Best wishes for a perfect procedure and quick complete recovery, we look forward to following Siga's progress.
13 January 2010
Just so everyone knows what is going on, here is some info:
Ununited fractures can be divided into: (1) those in which there is still some attempt at repair of bone—delayed union; and (2) those which are in a fixed state of physiologic inertia—nonunion. The etiologic factors are local and not systemic. In cases of delayed union conservative measures may succeed in stimulating metabolism of bone at the site of fracture, but not in cases of nonunion. Operative measures, preferably the use of an autogenous bone graft, are necessary in the latter cases. Operation should not be undertaken in the face of draining sinuses or of evidence of inflammation. The bone graft should be as large as possible and must be held firmly clamped to the fragments. Multiple chips of bone packed about the site of fracture are of great aid. Fractures of the neck of the femur can be dealt with successfully without arthrotomy in cases in which fibrous union has occurred. The method consists in overcoming the shortening with traction , securing anatomic alignment, and inserting a large piece of autogenous bone, such as a fibular segment of such length that it extends from the trochanter well into the head. This procedure could be called “blind” insertion. It probably is not suitable in cases in which no fibrous union is present; then open operation is preferable. Fractures of the lower end of the humerus are the most difficult of all humeral fractures to deal with and are best treated by the “onlay massive” graft.
I would say, based on this amputation is a good alternative. But, I would make sure I did my best to try and build him up nutritionally so that this HOPEFULLY doesn’t happend again, to his other leg.
It sure sounds like the best decision there is. I'm sure Siga will be fine on 3 legs.

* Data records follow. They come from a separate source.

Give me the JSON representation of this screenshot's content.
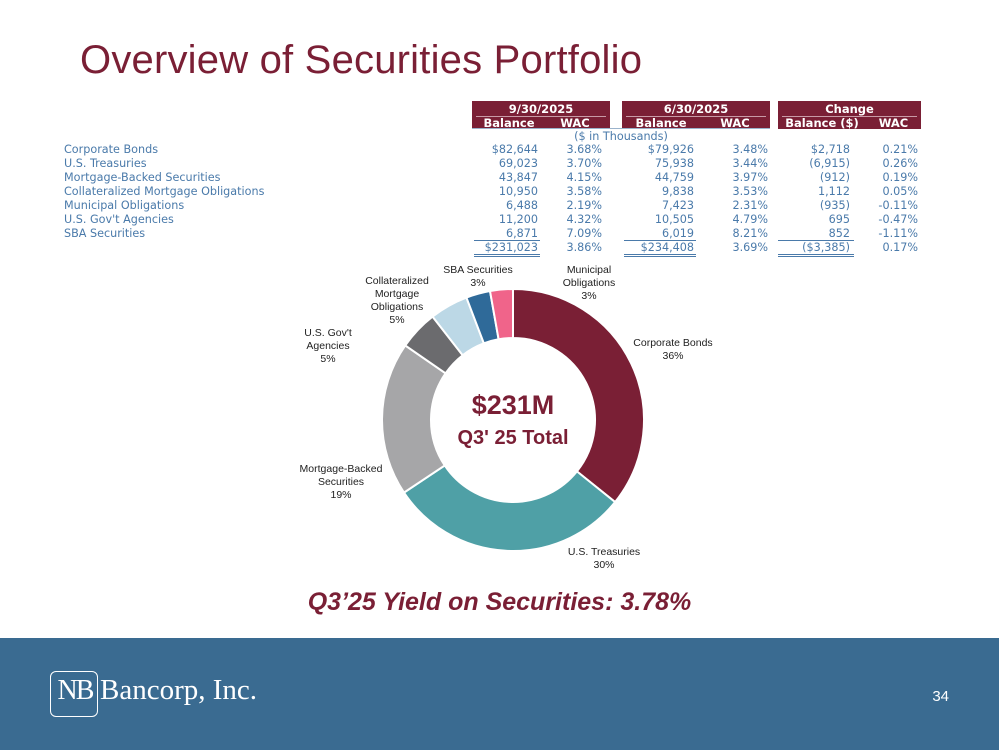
{
  "title": "Overview of Securities Portfolio",
  "table": {
    "periods": [
      {
        "label": "9/30/2025",
        "sub": [
          "Balance",
          "WAC"
        ]
      },
      {
        "label": "6/30/2025",
        "sub": [
          "Balance",
          "WAC"
        ]
      },
      {
        "label": "Change",
        "sub": [
          "Balance ($)",
          "WAC"
        ]
      }
    ],
    "units": "($ in Thousands)",
    "rows": [
      {
        "label": "Corporate Bonds",
        "v": [
          "$82,644",
          "3.68%",
          "$79,926",
          "3.48%",
          "$2,718",
          "0.21%"
        ]
      },
      {
        "label": "U.S. Treasuries",
        "v": [
          "69,023",
          "3.70%",
          "75,938",
          "3.44%",
          "(6,915)",
          "0.26%"
        ]
      },
      {
        "label": "Mortgage-Backed Securities",
        "v": [
          "43,847",
          "4.15%",
          "44,759",
          "3.97%",
          "(912)",
          "0.19%"
        ]
      },
      {
        "label": "Collateralized Mortgage Obligations",
        "v": [
          "10,950",
          "3.58%",
          "9,838",
          "3.53%",
          "1,112",
          "0.05%"
        ]
      },
      {
        "label": "Municipal Obligations",
        "v": [
          "6,488",
          "2.19%",
          "7,423",
          "2.31%",
          "(935)",
          "-0.11%"
        ]
      },
      {
        "label": "U.S. Gov't Agencies",
        "v": [
          "11,200",
          "4.32%",
          "10,505",
          "4.79%",
          "695",
          "-0.47%"
        ]
      },
      {
        "label": "SBA Securities",
        "v": [
          "6,871",
          "7.09%",
          "6,019",
          "8.21%",
          "852",
          "-1.11%"
        ]
      }
    ],
    "total": {
      "v": [
        "$231,023",
        "3.86%",
        "$234,408",
        "3.69%",
        "($3,385)",
        "0.17%"
      ]
    }
  },
  "chart_data": {
    "type": "pie",
    "title": "$231M Q3' 25 Total",
    "slices": [
      {
        "name": "Corporate Bonds",
        "percent": 36,
        "value": 82644,
        "color": "#7a1f35",
        "label": [
          "Corporate Bonds",
          "36%"
        ]
      },
      {
        "name": "U.S. Treasuries",
        "percent": 30,
        "value": 69023,
        "color": "#4fa0a6",
        "label": [
          "U.S. Treasuries",
          "30%"
        ]
      },
      {
        "name": "Mortgage-Backed Securities",
        "percent": 19,
        "value": 43847,
        "color": "#a6a6a8",
        "label": [
          "Mortgage-Backed",
          "Securities",
          "19%"
        ]
      },
      {
        "name": "U.S. Gov't Agencies",
        "percent": 5,
        "value": 11200,
        "color": "#6b6b6e",
        "label": [
          "U.S. Gov't",
          "Agencies",
          "5%"
        ]
      },
      {
        "name": "Collateralized Mortgage Obligations",
        "percent": 5,
        "value": 10950,
        "color": "#bcd8e6",
        "label": [
          "Collateralized",
          "Mortgage",
          "Obligations",
          "5%"
        ]
      },
      {
        "name": "SBA Securities",
        "percent": 3,
        "value": 6871,
        "color": "#2f6a99",
        "label": [
          "SBA Securities",
          "3%"
        ]
      },
      {
        "name": "Municipal Obligations",
        "percent": 3,
        "value": 6488,
        "color": "#f0648a",
        "label": [
          "Municipal",
          "Obligations",
          "3%"
        ]
      }
    ],
    "center_amount": "$231M",
    "center_label": "Q3' 25 Total"
  },
  "yield_text": "Q3’25 Yield on Securities: 3.78%",
  "footer": {
    "logo_mark": "NB",
    "company": "Bancorp, Inc.",
    "page_number": "34"
  }
}
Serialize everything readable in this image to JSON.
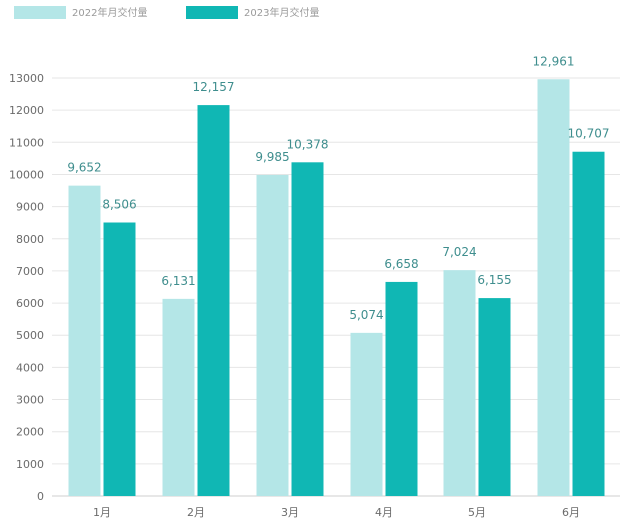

Any info a vet or nutritonist can give you on strenghtening his other bones would be grand, or advice about avoiding dangerous situations for the little dog who thinks he is a rabbit that likes to jump.
Ok Everyone, I wanted to give you an update. Yesterday Siga had his surgery, and I still was anguishing over my decision. However, after I talked to the surgeon, he told me that it was good to have the limb removed because it was getting worse, and reiterated that it was not healing at all. I physically felt the relief from that!
I was afraid that when I saw him I would not be able to keep my composure, and I wanted to be courageous for him. However all the people at the animal hospital were telling me how happy he was this morning and what a love he’d been. When I saw him I was not sad or scared.
Anyway, on to the real important stuff: Siga! He’s doing great! A little groggy from all the drugs but he wants to walk around (he is suppose to be confined for 14 days). I took a video and sent it to my friend who showed it to his friends, one didn’t even notice that Siga is now a tripawd, that’s how natural he is! He’s having a little trouble getting his balance, especially when he’s trying to get comfortable.
I cannot say enough how thankful I am for all of your support, confidence and advice! No regrets! I guess it’s time for Siga to start a blog and talk about his new crazy adventures!